Pour faire suite et completer ma note sur notre visite estivale chez Gilis (voir plus bas), jean-François-Maurice propose de précieux et poignants éléments qui portent un éclairage différent sur les conditions réelles de la création de cet endroit.
Témoignage et documents nouveaux sur le «Manège enchanté» de Gilis près de Bonaguil (par JF Maurice)
Nous croyons tout savoir sur les sites les mieux connus de notre région mais ces créations singulières nous réservent toujours des surprises ! C’est mon ami Denis Lavaud et sa revue Zon’Art qui m’avaient sortis de mon sommeil dogmatique en me demandant tout simplement le prénom de celui que nous appelions tous Monsieur Gilis. Je suis donc retourné une nouvelle fois sur les lieux et j’ai passé l’après-midi avec la veuve de Monsieur Gilis que je connaissais de très longue date puisqu’elle était cuisinière à Bonaguil dans les années soixante-dix et donnait la soupe à mon ami « Froment » qui y exposait à cette époque. Comme quoi les plus familiers ne sont pas les meilleurs témoins ! Le prénom usuel de Monsieur Gilis est Jean. Mais ce n’est pas son vrai prénom ! En réalité, il s’appelait Prosper Gilis mais, comme me l’a dit sa veuve, il n’aimait pas du tout ce prénom ! Prosper Gilis était donc maçon et la construction du site commence avec sa maladie car ce petit site enchanteur est en fait emprunt de tragédie. Nous sommes fin 1967, début 1968. Jean Prosper Gilis souffre de « sciatique ». Son travail artistique s’est limité jusque la à un buste de Napoléon, pour lequel il avait semble-t-il de l’admiration, en vaisselle cassée façon mosaïque sur la terrasse en ciment de sa maisonnette. Gilles Séraphin, l’inventeur des graffiti de la Grosse tour du château de Bonaguil, m’a décrit les lieux à l’époque comme un capharnaüm avec vieilles carcasses de voitures et autres joyeusetés. Or la « sciatique » est en réalité un cancer de la vessie qui évoluera en cancer généralisé. Gilis meurt en 1974, à soixante-sept ans.

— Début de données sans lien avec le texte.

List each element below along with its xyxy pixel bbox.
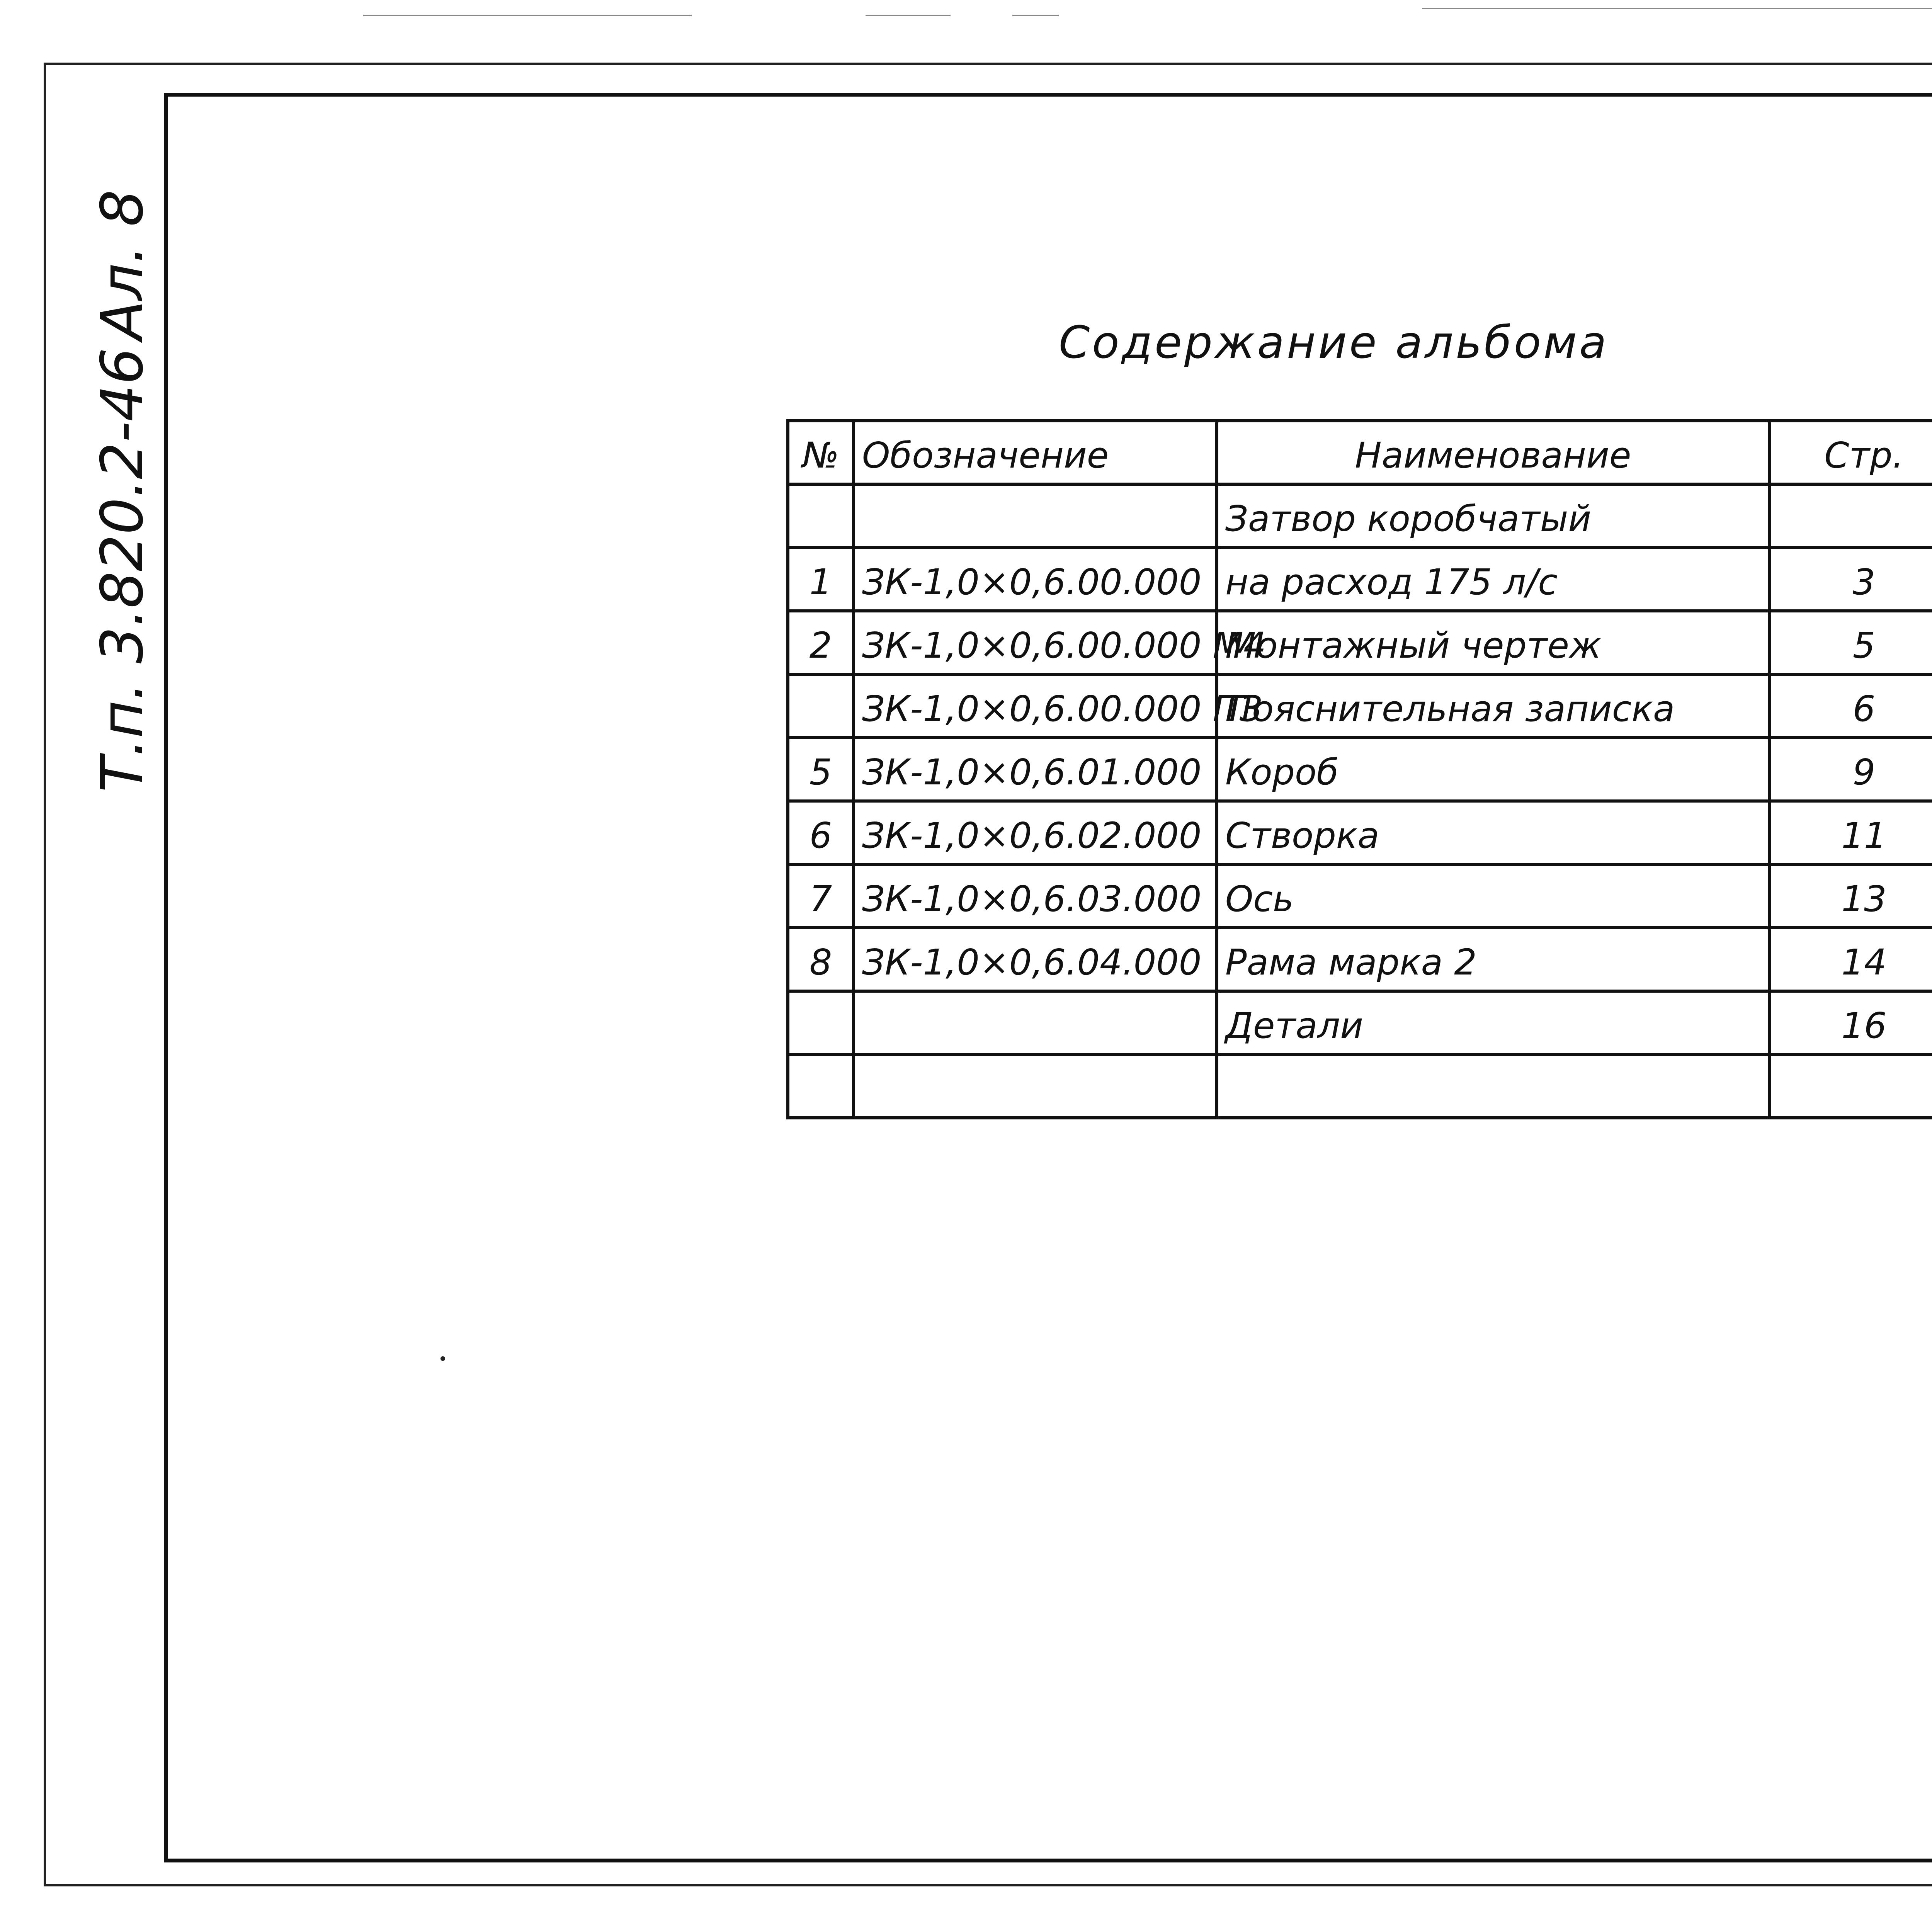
row-designation: ЗК-1,0×0,6.02.000	[854, 801, 1217, 864]
row-name: Створка	[1217, 801, 1769, 864]
row-name: Ось	[1217, 864, 1769, 928]
side-code: Т.п. 3.820.2-46	[89, 347, 156, 792]
row-page: 13	[1769, 864, 1932, 928]
header-page: Стр.	[1769, 421, 1932, 484]
scan-line	[1012, 15, 1059, 16]
row-page: 9	[1769, 738, 1932, 801]
row-name: Затвор коробчатый	[1217, 484, 1769, 548]
row-designation	[854, 484, 1217, 548]
row-num	[788, 1054, 854, 1118]
scan-line	[1422, 8, 1932, 9]
row-page: 6	[1769, 674, 1932, 738]
row-num	[788, 484, 854, 548]
row-page: 3	[1769, 548, 1932, 611]
header-name: Наименование	[1217, 421, 1769, 484]
row-name	[1217, 1054, 1769, 1118]
row-num	[788, 674, 854, 738]
header-num: №	[788, 421, 854, 484]
table-row	[788, 1054, 1932, 1118]
row-name: Пояснительная записка	[1217, 674, 1769, 738]
table-row	[788, 674, 1932, 738]
row-name: Короб	[1217, 738, 1769, 801]
row-page	[1769, 1054, 1932, 1118]
table-row	[788, 864, 1932, 928]
table-row	[788, 548, 1932, 611]
row-designation	[854, 991, 1217, 1054]
table-row	[788, 484, 1932, 548]
row-num: 5	[788, 738, 854, 801]
contents-table	[786, 419, 1932, 1119]
album-label: Ал. 8	[89, 189, 156, 340]
row-designation	[854, 1054, 1217, 1118]
row-name: на расход 175 л/с	[1217, 548, 1769, 611]
row-num: 2	[788, 611, 854, 674]
header-designation: Обозначение	[854, 421, 1217, 484]
row-designation: ЗК-1,0×0,6.04.000	[854, 928, 1217, 991]
scan-line	[363, 15, 692, 16]
table-row	[788, 991, 1932, 1054]
row-num: 6	[788, 801, 854, 864]
row-name: Монтажный чертеж	[1217, 611, 1769, 674]
row-num	[788, 991, 854, 1054]
row-page: 16	[1769, 991, 1932, 1054]
scan-line	[866, 15, 951, 16]
row-page	[1769, 484, 1932, 548]
row-designation: ЗК-1,0×0,6.00.000 М4	[854, 611, 1217, 674]
row-name: Детали	[1217, 991, 1769, 1054]
row-designation: ЗК-1,0×0,6.01.000	[854, 738, 1217, 801]
row-name: Рама марка 2	[1217, 928, 1769, 991]
table-row	[788, 801, 1932, 864]
row-page: 5	[1769, 611, 1932, 674]
table-row	[788, 928, 1932, 991]
row-num: 1	[788, 548, 854, 611]
page-title: Содержание альбома	[1059, 317, 1609, 369]
row-designation: ЗК-1,0×0,6.03.000	[854, 864, 1217, 928]
row-num: 8	[788, 928, 854, 991]
row-designation: ЗК-1,0×0,6.00.000	[854, 548, 1217, 611]
row-page: 11	[1769, 801, 1932, 864]
table-row	[788, 611, 1932, 674]
table-row	[788, 738, 1932, 801]
row-designation: ЗК-1,0×0,6.00.000 ПЗ	[854, 674, 1217, 738]
table-header-row	[788, 421, 1932, 484]
row-num: 7	[788, 864, 854, 928]
scan-dot	[440, 1356, 445, 1361]
row-page: 14	[1769, 928, 1932, 991]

C’est donc selon le témoignage de sa veuve en moins de six ans avec une activité fébrile durant trois ans que ce site a été réalisé. Plus incroyable encore, c’est un homme alité qui était à l’ouvrage. En effet, Jean Prosper Gilis travaillait devant sa cheminée allongé sur une chaise longue. On lui apportait une gamelle de ciment, du plâtre et du ciment prompt. Il façonnait ses personnages en papier journal qu’il liait d’abord avec des ficelles puis avec du fil de fer. Il passait ensuite des couches et des couches de ciment, utilisant le plâtre pour le premier modelé des visages et le ciment prompt comme durcisseur mais surtout comme imperméabilisant. Ensuite les animaux et autres personnages étaient peints. Si, dans les premières années, Jean Prosper Gilis allait lui-même installer ses créations, ensuite il indiquait de sa terrasse, l’emplacement qu’il souhaitait pour organiser son jardin du rêve.
Il me faut maintenant détruire une légende, légende que j’ai moi-même contribué à répandre. Jean Prosper Gilis a effectivement réalisé son auto-portrait. Et tous de répéter, y compris moi, que le personnage en haut du site, à côté du Général De Gaulle, c’est Gilis. Eh bien non, absolument non ! La réalité est à la fois plus cocasse et plus tragique : plus cocasse, car cet homme, ce petit homme, c’est le percepteur ! Plus tragique car l’autoportrait est une des dernières pour ne pas dire la dernière sculpture réalisée par Gilis. Il avait tellement l’angoisse de ne pas réussir à la finir qu’il en devenait fébrile. « Il s’énervait, il se mettait en colère, il n’y arrivait pas, il gâchait… », me raconte sa veuve, « il lui faut terminer rapidement, il a peur de pas pouvoir, il a recommencé plusieurs fois… ». Alors se réalise l’impensable : Jean Prosper Gilis va mettre son visage sur le corps d’une autre sculpture, celle du gendarme, ajoute la casquette ! Oui !, l’autoportrait authentique de Gilis c’est le gendarme qui de son bâton blanc intime l’ordre au passant de s’arrêter au portes du rêve ! Ce que confirme, si besoin en était, tous les symboles du maçon qu’il était figurant sur le pilier derrière lui. Sans oublier la rare photographie de son visage, pieusement conservée par sa veuve.